Böylece; Şeyh Edebali merkezli Ahi Geleneği ile Geyikli Baba merkezli Babi Geleneği, fetih sonrasında bu atmosfer içinde Bursa'da buluşmuş; hem halk ve hem de yönetim kadroları üzerinde derinden etkili olmuştur. Yıldırım Beyazıt (1389-1402) devrine gelince de Babi Geleneği, devreye sokulan İshak-ı Kazeruni Tarikat Geleneği ile Yıldırım Beyazıt tarafından inşa ettirilerek halkın hizmetine sunulan Bursa-Ulu Camii çevresinde buluşturulmuştur. Söz konusu buluşma esnasında; Yıldırım Beyazıt vakfı olan Bursa Ulu Camii'nde diyani hizmet sunan Osmanlı'nın ilk şeyhulislamı Muhammed Molla Fenari, Hace-i Sultani olan İmam Muhammed elCezeri, Halkın arasında Somuncu Baba lakabı ile şöhret bulan Hamidüddin-i Aksarayi, "Vesiletü'n-Necat" isimli mevlit kitabının yazarı ve Bursa Ulu Camii'nin imamı olan Süleyman Çelebi ve Emir Sultan lakabı ile şöhret bulan ve de Yıldırım Beyazıt'ın damadı olan Seyyid Muhammed Buhari'nin oluşturduğu ilmi ve tasavvufi bir atmosfer içinde Babi ve Ahi kültür geleneği, evrilerek Osmanlı'nın manevi yapısını oluşturmuştur.
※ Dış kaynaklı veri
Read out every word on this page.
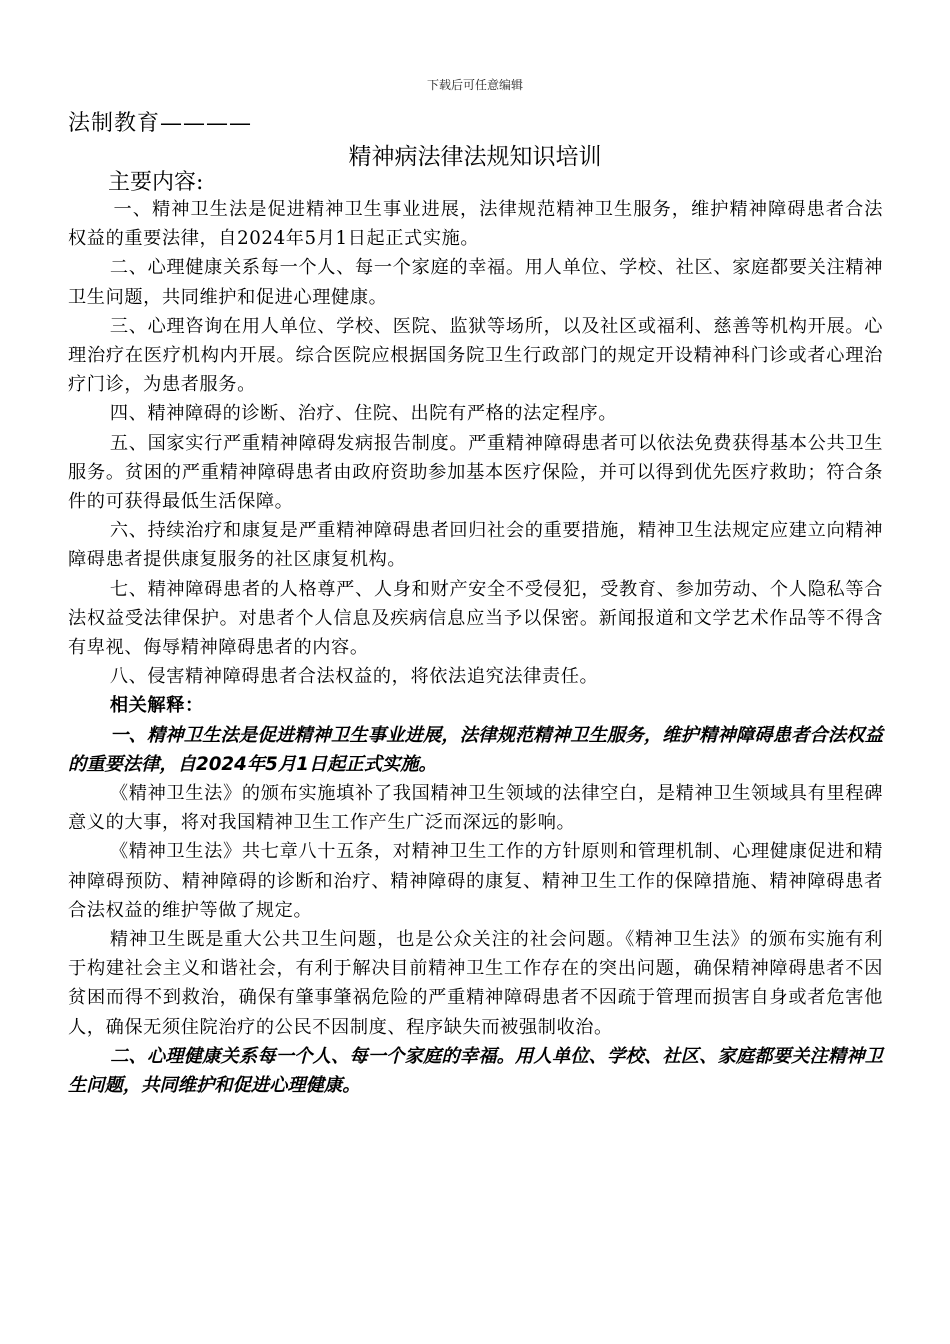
下载后可任意编辑
法制教育————
精神病法律法规知识培训
主要内容:

一、精神卫生法是促进精神卫生事业进展，法律规范精神卫生服务，维护精神障碍患者合法权益的重要法律，自2024年5月1日起正式实施。

二、心理健康关系每一个人、每一个家庭的幸福。用人单位、学校、社区、家庭都要关注精神卫生问题，共同维护和促进心理健康。

三、心理咨询在用人单位、学校、医院、监狱等场所，以及社区或福利、慈善等机构开展。心理治疗在医疗机构内开展。综合医院应根据国务院卫生行政部门的规定开设精神科门诊或者心理治疗门诊，为患者服务。

四、精神障碍的诊断、治疗、住院、出院有严格的法定程序。

五、国家实行严重精神障碍发病报告制度。严重精神障碍患者可以依法免费获得基本公共卫生服务。贫困的严重精神障碍患者由政府资助参加基本医疗保险，并可以得到优先医疗救助；符合条件的可获得最低生活保障。

六、持续治疗和康复是严重精神障碍患者回归社会的重要措施，精神卫生法规定应建立向精神障碍患者提供康复服务的社区康复机构。

七、精神障碍患者的人格尊严、人身和财产安全不受侵犯，受教育、参加劳动、个人隐私等合法权益受法律保护。对患者个人信息及疾病信息应当予以保密。新闻报道和文学艺术作品等不得含有卑视、侮辱精神障碍患者的内容。

八、侵害精神障碍患者合法权益的，将依法追究法律责任。

相关解释：

一、精神卫生法是促进精神卫生事业进展，法律规范精神卫生服务，维护精神障碍患者合法权益的重要法律，自2024年5月1日起正式实施。

《精神卫生法》的颁布实施填补了我国精神卫生领域的法律空白，是精神卫生领域具有里程碑意义的大事，将对我国精神卫生工作产生广泛而深远的影响。

《精神卫生法》共七章八十五条，对精神卫生工作的方针原则和管理机制、心理健康促进和精神障碍预防、精神障碍的诊断和治疗、精神障碍的康复、精神卫生工作的保障措施、精神障碍患者合法权益的维护等做了规定。

精神卫生既是重大公共卫生问题，也是公众关注的社会问题。《精神卫生法》的颁布实施有利于构建社会主义和谐社会，有利于解决目前精神卫生工作存在的突出问题，确保精神障碍患者不因贫困而得不到救治，确保有肇事肇祸危险的严重精神障碍患者不因疏于管理而损害自身或者危害他人，确保无须住院治疗的公民不因制度、程序缺失而被强制收治。

二、心理健康关系每一个人、每一个家庭的幸福。用人单位、学校、社区、家庭都要关注精神卫生问题，共同维护和促进心理健康。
Zira Yıldırım Beyazıt (1389-1402), bir taraftan İshak-ı Kazeruni Tarikat'ının temsilcisi Ali Yari'yi davet ederek Amasya'dan Bursa'ya getirtmiş ve onun adına Bursa Kalesi'nin duvarı dibinde İshak-ı Kazeruni Dergahı kurmuştur.

Bu arada Geyikli Baba adına-vakıf niteliğinde-arazi tahsis eylemiş ve Geyikli Baba Karyesi'nin yakınına; sakinleri, Ali Yari'nin müridlerinden oluşan "Kulyar" isimli bir köy, kurdurmuştur.Yine Yıldırım Bayezid'in bu dönemde İnegöl Kasaba merkezinde 1396 yılında bir Cuma Camii ve bir de hamam yaptırdığına şahit olunmaktadır. Bu cami yapılıncaya kadar Orhan Gazi tarafından "hizmet dirliği" tahsis edilmiş olan ve de Merkez mahallede yer alan "zaviyeli-mescid" te vakit namazları, kılınmıştır. Unutulmamalıdır ki İnegöl fatihi, Turgut Alp, İnegöl kasaba merkezinde ikamet eylememiş; kendisine ve aşiretine tahsis edilmiş olan Gence Köyü merkezli "Turgut Eli" adıyla şöhret bulan meyvesi, akar suyu, av hayvanı ve oksijeni bol olan yörede ikamet eylemiştir. Bazı belgelerde görüldüğü üzere; Geyikli Baba'ya müntesip olduğu için Turgut Alp sarayını Baba Sultan Karyesi'nde yaptırırken tekke ve zaviyesini de mezarının bulunduğu Gence /Turgutalp Köyü'nde inşa ettirmiştir.